Теперь, когда мне говорят о том, что женщины любят посплетничать, я отвечаю, что мужчины любят это еще больше. И у меня есть на это все основания. Не успел самолет подняться в воздух, как ко мне подсел сам первый вице-премьер.

– Лилька, Першин рассказал… Это так и есть?

– Ну да, развожусь.

– Да ладно. Ну, всякое в семье бывает. А ты сразу – развожусь. Ты ее действительно видела?

– Ее. Нет, только слышала. Дала возможность спокойно уйти. Не волосы же ей рвать?

– Ты что, даже не посмотрела?

– А зачем, – сказала я, – и вообще, давай, Немцов, не будем. Тема дерьмовая. Обсуждать не хочу.

– Ладно. Только знаешь, не переживай. Почти со всеми такое в жизни случается.

– И с тобой?

Он как-то тихо кивнул головой. А я подумала: Интересно, только в какой роли он выступал в этой мизансцене? Уж точно – не в роли вернувшейся из командировки жены.

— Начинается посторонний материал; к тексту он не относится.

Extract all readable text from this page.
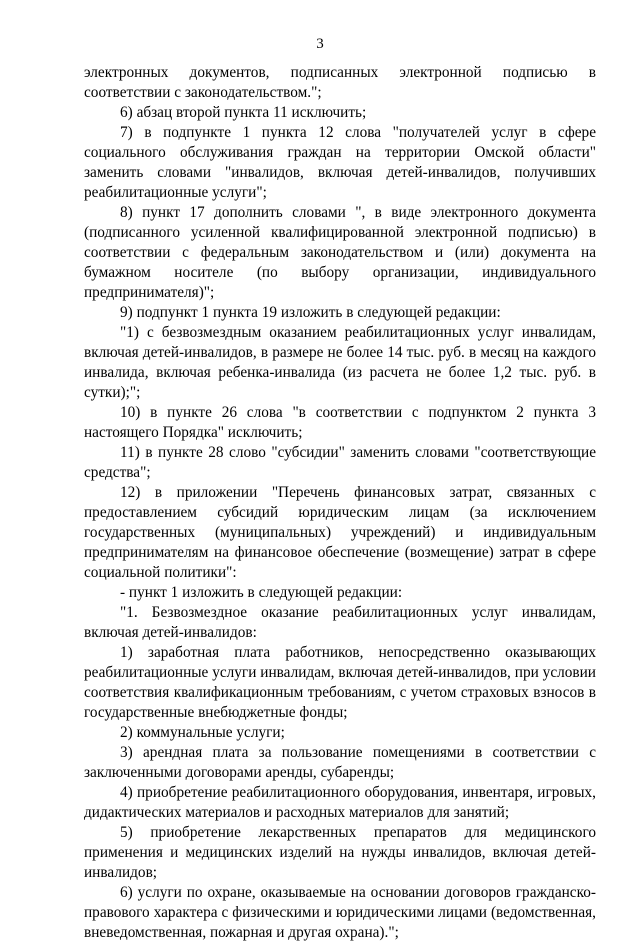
3

электронных документов, подписанных электронной подписью в соответствии с законодательством.";

6) абзац второй пункта 11 исключить;

7) в подпункте 1 пункта 12 слова "получателей услуг в сфере социального обслуживания граждан на территории Омской области" заменить словами "инвалидов, включая детей-инвалидов, получивших реабилитационные услуги";

8) пункт 17 дополнить словами ", в виде электронного документа (подписанного усиленной квалифицированной электронной подписью) в соответствии с федеральным законодательством и (или) документа на бумажном носителе (по выбору организации, индивидуального предпринимателя)";

9) подпункт 1 пункта 19 изложить в следующей редакции:

"1) с безвозмездным оказанием реабилитационных услуг инвалидам, включая детей-инвалидов, в размере не более 14 тыс. руб. в месяц на каждого инвалида, включая ребенка-инвалида (из расчета не более 1,2 тыс. руб. в сутки);";

10) в пункте 26 слова "в соответствии с подпунктом 2 пункта 3 настоящего Порядка" исключить;

11) в пункте 28 слово "субсидии" заменить словами "соответствующие средства";

12) в приложении "Перечень финансовых затрат, связанных с предоставлением субсидий юридическим лицам (за исключением государственных (муниципальных) учреждений) и индивидуальным предпринимателям на финансовое обеспечение (возмещение) затрат в сфере социальной политики":

- пункт 1 изложить в следующей редакции:

"1. Безвозмездное оказание реабилитационных услуг инвалидам, включая детей-инвалидов:

1) заработная плата работников, непосредственно оказывающих реабилитационные услуги инвалидам, включая детей-инвалидов, при условии соответствия квалификационным требованиям, с учетом страховых взносов в государственные внебюджетные фонды;

2) коммунальные услуги;

3) арендная плата за пользование помещениями в соответствии с заключенными договорами аренды, субаренды;

4) приобретение реабилитационного оборудования, инвентаря, игровых, дидактических материалов и расходных материалов для занятий;

5) приобретение лекарственных препаратов для медицинского применения и медицинских изделий на нужды инвалидов, включая детей-инвалидов;

6) услуги по охране, оказываемые на основании договоров гражданско-правового характера с физическими и юридическими лицами (ведомственная, вневедомственная, пожарная и другая охрана).";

А потом мы выпили коньяка за мое светлое будущее и за здоровье Бориса Николаевича, с чьей легкой руки я закрыла последнюю страницу романа под названием «Мой второй брак».

Мы летели. Нас ждали рельсы и шахтеры.

А развод? Развод случился. Самое смешное – он случился одновременно с дефолтом, так что последний прошел для меня совершенно незамеченным.

И последнее. С высоты прожитых лет по этому поводу могу сказать только одно:

– Дорогой Борис Николаевич, господин Президент, еще живет на этой земле женщина, которая вспоминает вас добром. Благодаря вам я стала счастливой и свободной. Во всех смыслах. И я это очень ценю и помню.